1. The influence of sulfur recovery rate at combustion temperature
The form of sulfur in steel is relatively stable, and the combustion temperature needs to be increased to decompose and oxidize the sulfide. According to the data, the sulfur recovery rate can reach 90-96% when the furnace temperature is 1399℃, and about 98% when the furnace temperature is 1450~1510℃. The high-frequency furnace burning sulfur abroad has a higher recovery rate. When using a tube furnace to burn, the furnace temperature is difficult to reach 1350 ℃, but according to different materials, the furnace temperature should be increased as much as possible during combustion, general cast iron 1250 ℃, ordinary steel, low alloy 1300 ℃, high-speed steel, heat-resistant steel 1300-1350 ℃, in addition, a certain high temperature duration must be ensured to fully oxidize sulfur. Due to the large number of tube furnaces currently used in our country, in our tube furnace experiment, the combustion temperature of 1350℃ is about 5% higher than that of 1250℃.
2. The influence of oxygen flow rate on sulfur recovery
The oxygen flow rate during combustion is also not to be ignored. If the oxygen flow rate is small and the sample is not completely burned, the result will be low. If the oxygen flow rate is too large, part of the SO2 will continue to be oxidized to SO3, and the inability of SO3 to be titrated by the iodine standard solution will also make the result low. . Generally, the alloy steel is controlled at 1.5~3.0l/min, and the carbon steel is at 1.0~2.0l/min, and the recovery rate is higher. For convenience, it is generally appropriate to select an oxygen flow rate of 1.5~2.0l/min. In actual operation, the oxygen supply mode of "presence of large oxygen and rear control" should be adopted, which can effectively increase the burning speed and temperature of the sample. It is beneficial to the full oxidation of sulfur and the complete absorption of SO2, which is beneficial to the smooth progress of the titration reaction.
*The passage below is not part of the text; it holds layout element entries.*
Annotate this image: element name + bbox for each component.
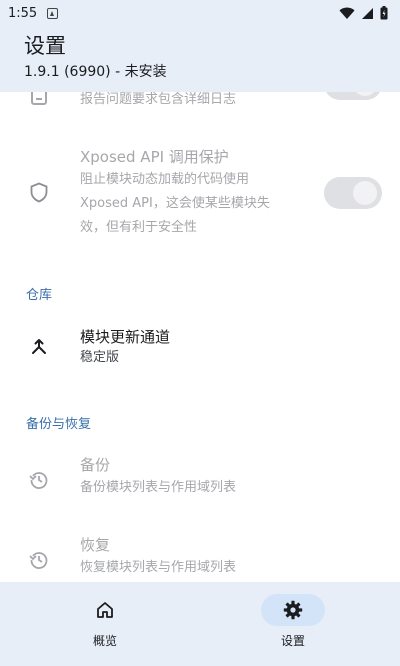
bottom-navigation: 概览 设置: [0, 582, 400, 666]
restore-icon: [28, 549, 50, 571]
update-channel-item[interactable]: 模块更新通道 稳定版: [0, 322, 400, 372]
nav-label-overview: 概览: [92, 634, 117, 648]
status-right: [339, 6, 388, 20]
nav-pill-overview: [73, 594, 137, 626]
status-left: 1:55: [8, 5, 59, 21]
api-protection-item[interactable]: Xposed API 调用保护 阻止模块动态加载的代码使用 Xposed API…: [0, 146, 400, 244]
backup-item[interactable]: 备份 备份模块列表与作用域列表: [0, 454, 400, 504]
status-time: 1:55: [8, 5, 38, 21]
backup-title: 备份: [80, 456, 111, 474]
api-protection-description-line-2: Xposed API，这会使某些模块失: [80, 196, 270, 211]
restore-description: 恢复模块列表与作用域列表: [80, 560, 237, 575]
gear-icon: [283, 600, 303, 620]
update-channel-title: 模块更新通道: [80, 328, 171, 346]
section-header-backup-restore: 备份与恢复: [26, 417, 92, 432]
battery-icon: [380, 6, 388, 20]
nav-pill-settings: [261, 594, 325, 626]
nav-item-overview[interactable]: 概览: [55, 594, 155, 658]
backup-icon: [28, 469, 50, 491]
settings-list[interactable]: 报告问题要求包含详细日志 Xposed API 调用保护 阻止模块动态加载的代码…: [0, 92, 400, 582]
shield-icon: [28, 181, 50, 203]
verbose-log-toggle[interactable]: [324, 92, 382, 100]
status-bar: 1:55: [0, 0, 400, 26]
toggle-knob: [353, 92, 377, 96]
update-channel-value: 稳定版: [80, 350, 120, 365]
api-protection-title: Xposed API 调用保护: [80, 148, 229, 166]
verbose-log-item[interactable]: 报告问题要求包含详细日志: [0, 92, 400, 120]
nav-label-settings: 设置: [280, 634, 305, 648]
section-header-repository: 仓库: [26, 288, 53, 303]
page-title: 设置: [24, 34, 66, 58]
verbose-log-description: 报告问题要求包含详细日志: [80, 92, 237, 107]
merge-icon: [28, 336, 50, 358]
api-protection-description-line-1: 阻止模块动态加载的代码使用: [80, 172, 250, 187]
restore-item[interactable]: 恢复 恢复模块列表与作用域列表: [0, 534, 400, 582]
version-status: 1.9.1 (6990) - 未安装: [24, 64, 167, 80]
toggle-knob: [353, 181, 377, 205]
notification-icon: [47, 7, 59, 19]
restore-title: 恢复: [80, 536, 111, 554]
wifi-icon: [339, 7, 355, 19]
api-protection-toggle[interactable]: [324, 177, 382, 209]
app-header: 设置 1.9.1 (6990) - 未安装: [0, 26, 400, 92]
api-protection-description-line-3: 效，但有利于安全性: [80, 220, 198, 235]
home-icon: [97, 602, 113, 618]
nav-item-settings[interactable]: 设置: [243, 594, 343, 658]
document-icon: [28, 92, 50, 106]
backup-description: 备份模块列表与作用域列表: [80, 480, 237, 495]
signal-icon: [362, 7, 373, 19]
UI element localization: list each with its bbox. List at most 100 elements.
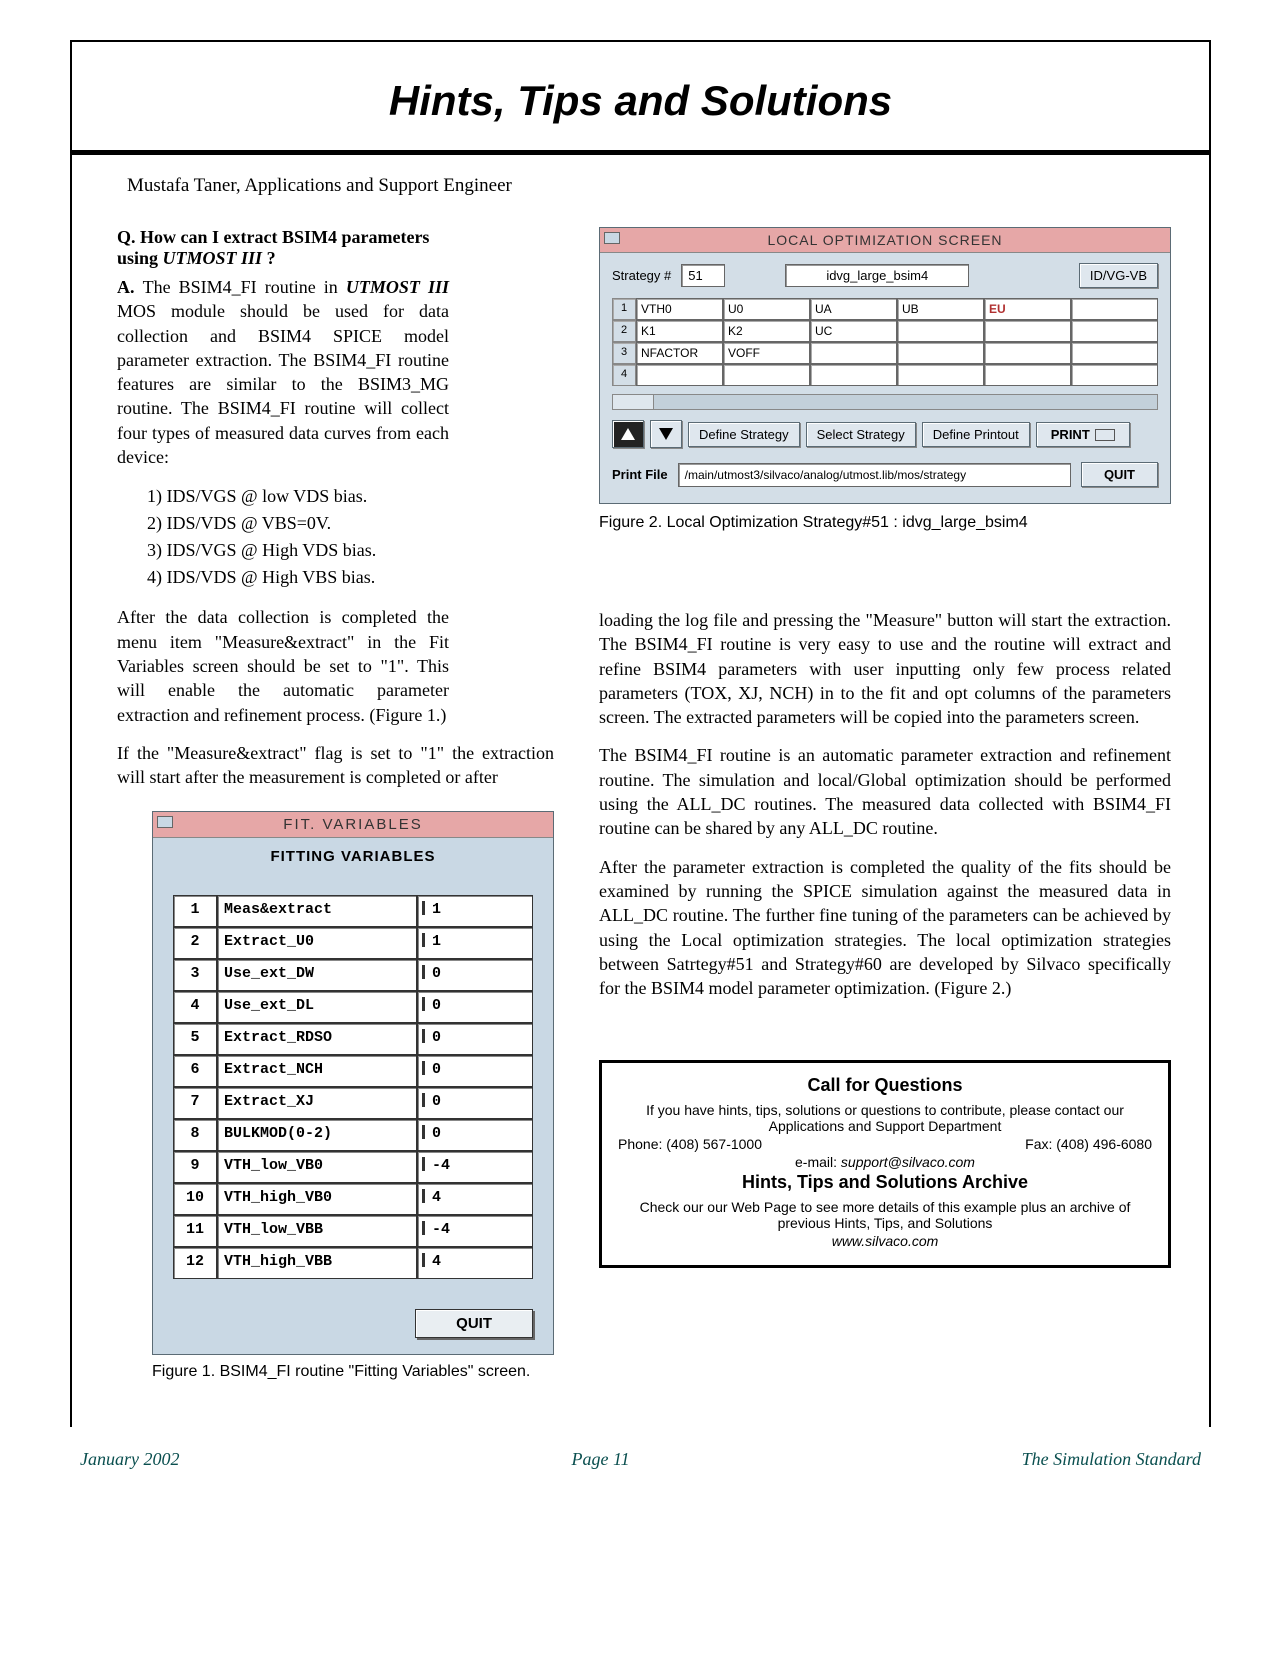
parameter-cell[interactable]: U0 (723, 298, 810, 320)
parameter-cell[interactable] (984, 342, 1071, 364)
list-item: 2) IDS/VDS @ VBS=0V. (147, 510, 479, 537)
table-row: 1Meas&extract1 (173, 895, 533, 927)
call-for-questions-box: Call for Questions If you have hints, ti… (599, 1060, 1171, 1268)
variable-value-input[interactable]: 0 (417, 1023, 533, 1055)
parameter-cell[interactable]: UC (810, 320, 897, 342)
author-line: Mustafa Taner, Applications and Support … (127, 175, 1164, 197)
variable-name: BULKMOD(0-2) (217, 1119, 417, 1151)
right-para-3: After the parameter extraction is comple… (599, 855, 1171, 1001)
table-row: 3Use_ext_DW0 (173, 959, 533, 991)
horizontal-scrollbar[interactable] (612, 394, 1158, 410)
variable-name: VTH_high_VBB (217, 1247, 417, 1279)
variable-value-input[interactable]: -4 (417, 1151, 533, 1183)
variable-value-input[interactable]: -4 (417, 1215, 533, 1247)
variable-name: VTH_low_VB0 (217, 1151, 417, 1183)
right-para-2: The BSIM4_FI routine is an automatic par… (599, 743, 1171, 840)
variable-value-input[interactable]: 4 (417, 1247, 533, 1279)
parameter-cell[interactable] (984, 364, 1071, 386)
window-menu-icon[interactable] (604, 232, 620, 244)
parameter-cell[interactable]: EU (984, 298, 1071, 320)
quit-button[interactable]: QUIT (415, 1309, 533, 1338)
variable-name: Extract_U0 (217, 927, 417, 959)
next-button[interactable] (650, 420, 682, 448)
parameter-cell[interactable]: UA (810, 298, 897, 320)
table-row: 4Use_ext_DL0 (173, 991, 533, 1023)
parameter-cell[interactable] (1071, 298, 1158, 320)
table-row: 8BULKMOD(0-2)0 (173, 1119, 533, 1151)
page-title: Hints, Tips and Solutions (72, 77, 1209, 125)
question: Q. How can I extract BSIM4 parameters us… (117, 227, 449, 269)
footer-page: Page 11 (571, 1449, 629, 1470)
window-title: LOCAL OPTIMIZATION SCREEN (767, 232, 1002, 248)
table-row: 12VTH_high_VBB4 (173, 1247, 533, 1279)
define-strategy-button[interactable]: Define Strategy (688, 422, 800, 447)
variable-value-input[interactable]: 0 (417, 959, 533, 991)
variable-value-input[interactable]: 1 (417, 927, 533, 959)
row-number: 8 (173, 1119, 217, 1151)
variable-value-input[interactable]: 1 (417, 895, 533, 927)
variable-value-input[interactable]: 0 (417, 991, 533, 1023)
variable-value-input[interactable]: 0 (417, 1119, 533, 1151)
measurement-list: 1) IDS/VGS @ low VDS bias. 2) IDS/VDS @ … (147, 483, 479, 591)
parameter-cell[interactable] (1071, 320, 1158, 342)
parameter-cell[interactable] (984, 320, 1071, 342)
print-file-label: Print File (612, 467, 668, 482)
prev-button[interactable] (612, 420, 644, 448)
window-titlebar: FIT. VARIABLES (153, 812, 553, 838)
row-number: 10 (173, 1183, 217, 1215)
row-number: 9 (173, 1151, 217, 1183)
triangle-up-icon (621, 428, 635, 440)
print-file-path-input[interactable]: /main/utmost3/silvaco/analog/utmost.lib/… (678, 463, 1071, 487)
select-strategy-button[interactable]: Select Strategy (806, 422, 916, 447)
table-row: 5Extract_RDSO0 (173, 1023, 533, 1055)
strategy-number-input[interactable]: 51 (681, 264, 725, 287)
parameter-cell[interactable] (897, 364, 984, 386)
print-button[interactable]: PRINT (1036, 422, 1131, 447)
parameter-cell[interactable]: VOFF (723, 342, 810, 364)
callbox-heading-1: Call for Questions (618, 1075, 1152, 1096)
parameter-cell[interactable] (1071, 364, 1158, 386)
table-row: 6Extract_NCH0 (173, 1055, 533, 1087)
window-menu-icon[interactable] (157, 816, 173, 828)
define-printout-button[interactable]: Define Printout (922, 422, 1030, 447)
variable-value-input[interactable]: 0 (417, 1055, 533, 1087)
parameter-cell[interactable] (723, 364, 810, 386)
callbox-text-1: If you have hints, tips, solutions or qu… (618, 1102, 1152, 1134)
printer-icon (1095, 429, 1115, 441)
plot-type-button[interactable]: ID/VG-VB (1079, 263, 1158, 288)
variable-name: Extract_RDSO (217, 1023, 417, 1055)
variable-name: Use_ext_DW (217, 959, 417, 991)
variable-value-input[interactable]: 0 (417, 1087, 533, 1119)
table-row: 10VTH_high_VB04 (173, 1183, 533, 1215)
grid-row-number: 1 (612, 298, 636, 320)
row-number: 2 (173, 927, 217, 959)
parameter-cell[interactable] (636, 364, 723, 386)
row-number: 1 (173, 895, 217, 927)
table-row: 2Extract_U01 (173, 927, 533, 959)
right-para-1: loading the log file and pressing the "M… (599, 608, 1171, 729)
para-after-list: After the data collection is completed t… (117, 605, 449, 726)
variable-name: Use_ext_DL (217, 991, 417, 1023)
parameter-cell[interactable]: VTH0 (636, 298, 723, 320)
callbox-url: www.silvaco.com (618, 1233, 1152, 1249)
parameter-cell[interactable] (897, 320, 984, 342)
parameter-cell[interactable]: K1 (636, 320, 723, 342)
variable-name: Meas&extract (217, 895, 417, 927)
footer-date: January 2002 (80, 1449, 179, 1470)
parameter-cell[interactable] (1071, 342, 1158, 364)
page-footer: January 2002 Page 11 The Simulation Stan… (70, 1449, 1211, 1488)
fit-variables-table: 1Meas&extract12Extract_U013Use_ext_DW04U… (173, 895, 533, 1279)
strategy-name-input[interactable]: idvg_large_bsim4 (785, 264, 969, 287)
window-titlebar: LOCAL OPTIMIZATION SCREEN (600, 228, 1170, 253)
variable-name: Extract_XJ (217, 1087, 417, 1119)
parameter-cell[interactable]: UB (897, 298, 984, 320)
parameter-cell[interactable]: NFACTOR (636, 342, 723, 364)
parameter-cell[interactable] (897, 342, 984, 364)
quit-button[interactable]: QUIT (1081, 462, 1158, 487)
variable-value-input[interactable]: 4 (417, 1183, 533, 1215)
row-number: 12 (173, 1247, 217, 1279)
table-row: 7Extract_XJ0 (173, 1087, 533, 1119)
parameter-cell[interactable] (810, 342, 897, 364)
parameter-cell[interactable] (810, 364, 897, 386)
parameter-cell[interactable]: K2 (723, 320, 810, 342)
The determination of sulfur in steel by combustion iodometry is affected by various factors such as furnace temperature, solvents, and equipment. The conversion rate of sulfur is often only a certain recovery rate under certain conditions. Therefore, as long as the analysis conditions are mastered, the standard steel sample and the unknown sample have the same combustion temperature as possible, the selected solvent is the same and the added amount is the same, the titration speed is preferred to be fast at the beginning, and the oxygen flow control is consistent. , The accuracy will be high, and the reproducibility will be good.